As part of its efforts to increase the number of women in supervisory positions, the corporation is also implementing a variety of skill-building initiatives.
Teams at Ecom Express frequently conducts audits to help improve current facilities for female employees and has considerably invested in these facilities in order to empower and encourage more women employees across our many centres, like delivery centres, warehouses, hub, and processing centres.
What are some of the biggest challenges you have faced in promoting diversity in your company, and how have you addressed them?

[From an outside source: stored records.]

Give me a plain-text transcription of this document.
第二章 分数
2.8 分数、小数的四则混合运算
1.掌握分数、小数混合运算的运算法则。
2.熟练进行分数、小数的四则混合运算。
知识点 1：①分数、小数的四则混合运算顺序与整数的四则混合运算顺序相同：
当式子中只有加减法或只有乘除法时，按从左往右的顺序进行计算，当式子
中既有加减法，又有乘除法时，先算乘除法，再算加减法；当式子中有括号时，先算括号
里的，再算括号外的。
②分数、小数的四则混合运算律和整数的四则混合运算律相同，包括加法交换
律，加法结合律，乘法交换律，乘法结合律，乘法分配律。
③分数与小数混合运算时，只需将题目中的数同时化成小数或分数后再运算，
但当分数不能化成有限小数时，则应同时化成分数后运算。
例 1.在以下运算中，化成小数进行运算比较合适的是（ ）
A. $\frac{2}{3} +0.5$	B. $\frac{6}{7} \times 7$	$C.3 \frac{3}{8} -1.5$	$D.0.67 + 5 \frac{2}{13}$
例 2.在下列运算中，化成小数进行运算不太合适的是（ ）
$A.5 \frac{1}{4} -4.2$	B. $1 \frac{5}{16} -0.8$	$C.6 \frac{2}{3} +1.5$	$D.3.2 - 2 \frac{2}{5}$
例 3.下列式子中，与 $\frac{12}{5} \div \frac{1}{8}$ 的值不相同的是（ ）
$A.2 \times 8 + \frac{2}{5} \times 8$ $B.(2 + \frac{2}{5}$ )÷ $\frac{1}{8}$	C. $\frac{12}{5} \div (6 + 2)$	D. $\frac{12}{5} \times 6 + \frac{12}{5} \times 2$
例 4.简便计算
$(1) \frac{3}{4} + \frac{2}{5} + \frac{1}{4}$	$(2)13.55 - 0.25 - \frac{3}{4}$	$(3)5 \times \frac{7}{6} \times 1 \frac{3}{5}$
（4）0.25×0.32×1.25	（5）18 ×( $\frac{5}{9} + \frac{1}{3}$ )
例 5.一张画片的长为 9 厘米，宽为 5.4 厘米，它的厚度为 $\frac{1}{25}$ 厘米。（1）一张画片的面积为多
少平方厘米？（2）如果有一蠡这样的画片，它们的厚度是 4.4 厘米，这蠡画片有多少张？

The biggest challenge in promoting diversity is the right mindset and to address this, the company has skill development workshops and training sessions to highlight the importance of gender diversity.
Ecom Express has taken many initiatives to support women in the industry and provide a conducive environment. There are career acceleration programmes which offer specialised courses to women looking for career enhancement.
Flexible working hours also give them the freedom to balance work and look after their families at home.
What advice would you give to other logistics firms or founders looking to promote diversity and inclusivity in their companies?
Businesses have evolved and expanded in the modern world. To stay competitive in their respective markets, they need ongoing innovation and fresh approaches. As a result, it is crucial that HR leaders concentrate on continuously empowering all employees and teams. This entails fostering an environment of respect while focusing on mutual trust and compatibility.
Also, giving opportunities to employees for innovation in their line of work will make their occupations meaningful. When a workforce is more diverse, HR practices should be favourable to meet the demands of the employees.
What advice would you give to young women who aspire to become CEOs or leaders in their respective fields?
Believe in yourself when it comes to business decisions. The first steps are often challenging, but never give up; instead, believe in your abilities and aspirations. It's crucial to learn how to leverage business nuances because doing so will provide opportunities to address market gaps that are already present.
Increase your knowledge base and learn from experiences. Aim to fill a variety of functional responsibilities as soon as you can in your profession. Accept advice that is helpful and apply it.